O resultado excede a toda essa manufatura, ao making off (voltamos à “linguagem” cinematográfica), logo “Babylon” de Damien Chazelle (“Whiplash”, “La La Land”), um caos controlado e igualmente raivoso reverte-se num processo menor em comparação a tudo aquilo que ele defende, em jeito epifânico, o Cinema como algo maior que a nossas próprias vidas. Deste filme, com mais de três horas de duração, consigo reter duas sequências importantes dentro dos seus excessos e dos quais vão ao encontro desse mesmo manifesto. Seguindo o percurso cronológico, após um festejo de proporções babilónicas (álcool, sexo à discrição, estupafacientes e até um elefante como “ostentação de luxo”), dois desconhecidos são acidentalmente repescados a integrar a produção hollywoodescas. Estamos ainda em período mudo e antes dos estabelecidos majors (arquitetonicamente falando), o cinema norte-americano é maioritariamente filmado ao “ar livre”, em cenários de cartão e num “mar de gente”, uma batalha campal, um caos em terreno baldio, no qual o Cinema era visto como um fim impossível de ser procriado aí.
Estas duas personagens instalam-se de forma caricata e independentes nos seus respectivos “afazeres”: ela (Margot Robbie) foi escolhida como substituta para atuar numa película, e ele (Diego Calva), persuadido por uma estrela maior (Brad Pitt, possivelmente, no seu auge), torna-se um acidentado “assistente de produção” com uma tarefa hercúlea, alugar uma câmara a tempo de captar os últimos raios de sol.
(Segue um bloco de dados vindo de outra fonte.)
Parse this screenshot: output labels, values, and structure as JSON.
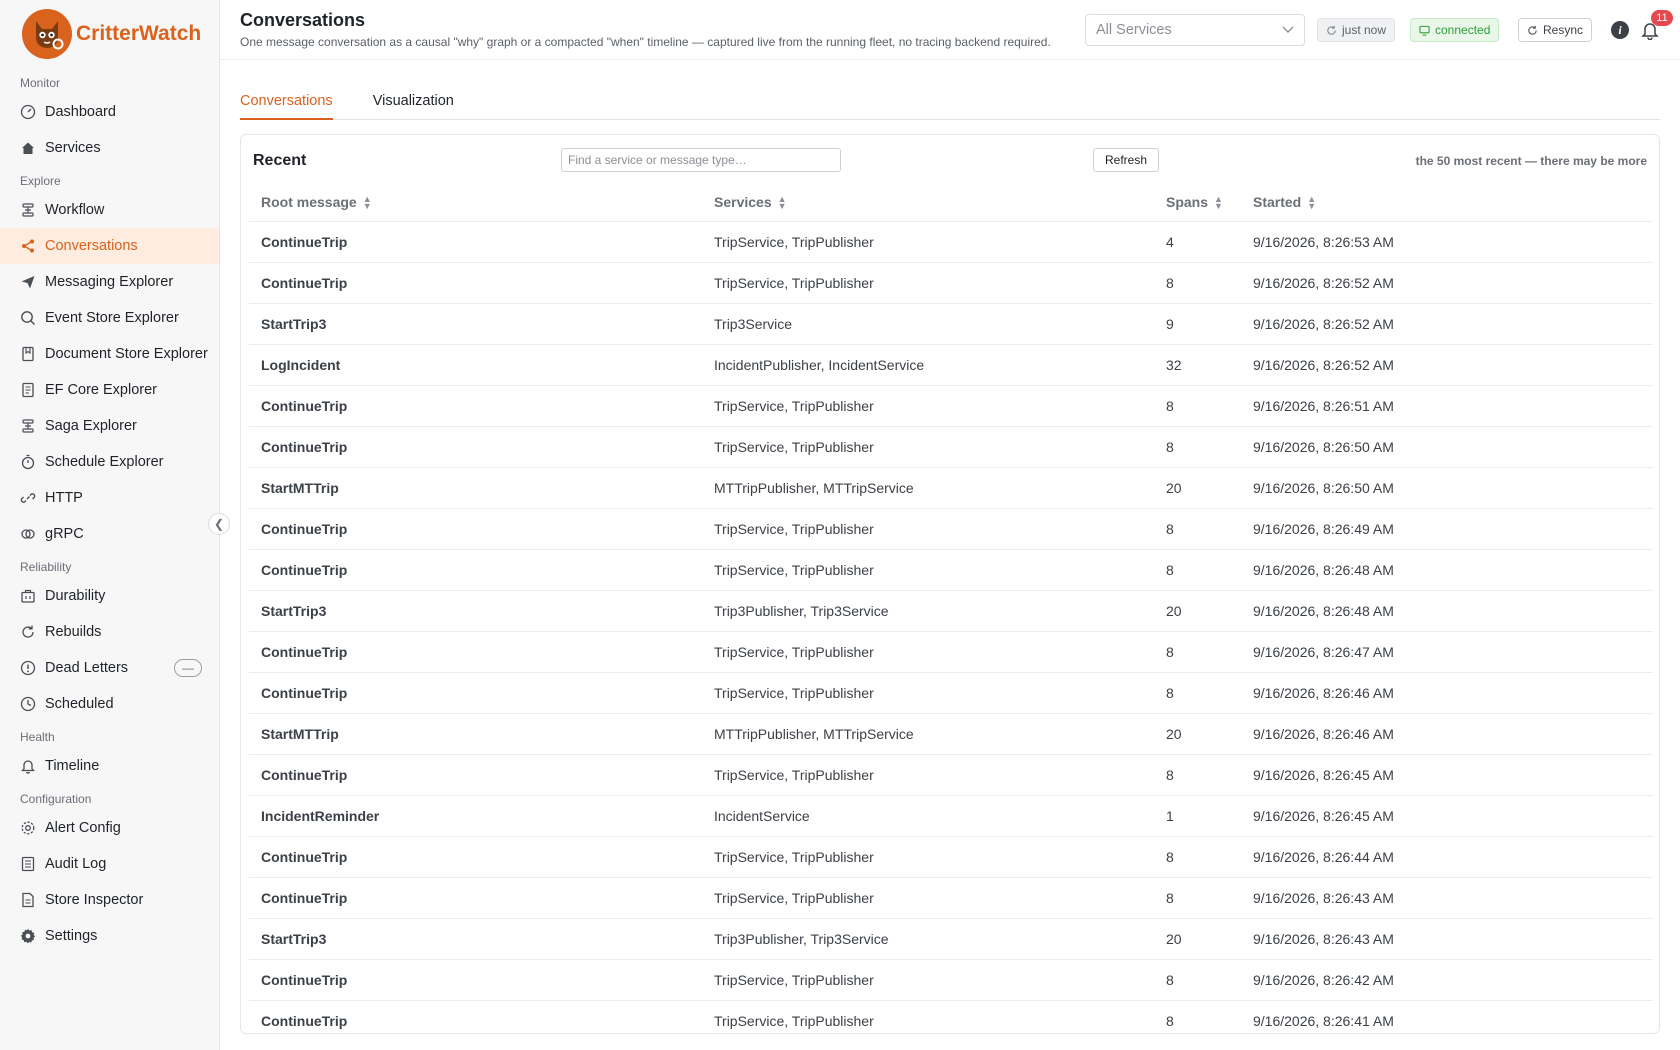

As peripécias aí causadas enchem olho e a narrativa persiste numa constante oscilação consolidando um ritmo frenético que só desbrava entropia, até que no preciso momento, “alguém” (a voz incorporada nos dois momentos distintos) aciona o clássico “AÇÃO”, grito imenso e de tom divino que “congela” toda estapafúrdia envolta … tudo se dirige aos respectivos polos de criação, um filme deve e está a ser feito, o Cinema a ser o altar de adoração. Como é possível que toda aquela confusão nasça essa “magia” de criar algo duradouro?
Assim, parto para a segunda e referida cena: “Babylon” de Chazelle transcreve-se no período transitório do mudo para o sonoro, com “The Jazz Singer” (1927) a quebrar a tal barreira graças ao seu sucesso e aprovação popular. Com isso, a indústria sem mãos a medir, teve que alterar radicalmente a sua produtividade com objetivo de replicar a tendência. Muitos atores adaptaram-se aos esses novos tempos, outros, nem por isso, nessa última facção encontra-se a personagem de Brad Pitt - Jack Conrad - o galã crente da Arte popular do Cinema contra a sua subestimação, uma versão masculina de Norman Desmond, portanto, que em permanente estado de negação confronta a sua fiel publicista Elinor St. John (interpretado por Jean Smart) devido a um artigo que premonicia o seu término de carreira. Nessa discussão acesa, Elinor fala de um processo natural de início, apogeu e dissipação, do qual descreve como cíclico o percurso artístico e neste caso o de Conrad, à beira do seu precipício. Contudo, salienta a perduração, prevendo se que 50 anos para a frente, alguém iria-se embebedar do cinema gerado pela estrela moribunda, familiarizando com a persona preservado na película, não com Jack Conrad particularmente, mas com alguém criado, “alimentado” pela indústria e “amarrado” pela arte, o outro Jack Conrad, a estrela vivida na suas ficções. Eternizado à sua maneira, mas para isso há que existir o tão indesejado fim.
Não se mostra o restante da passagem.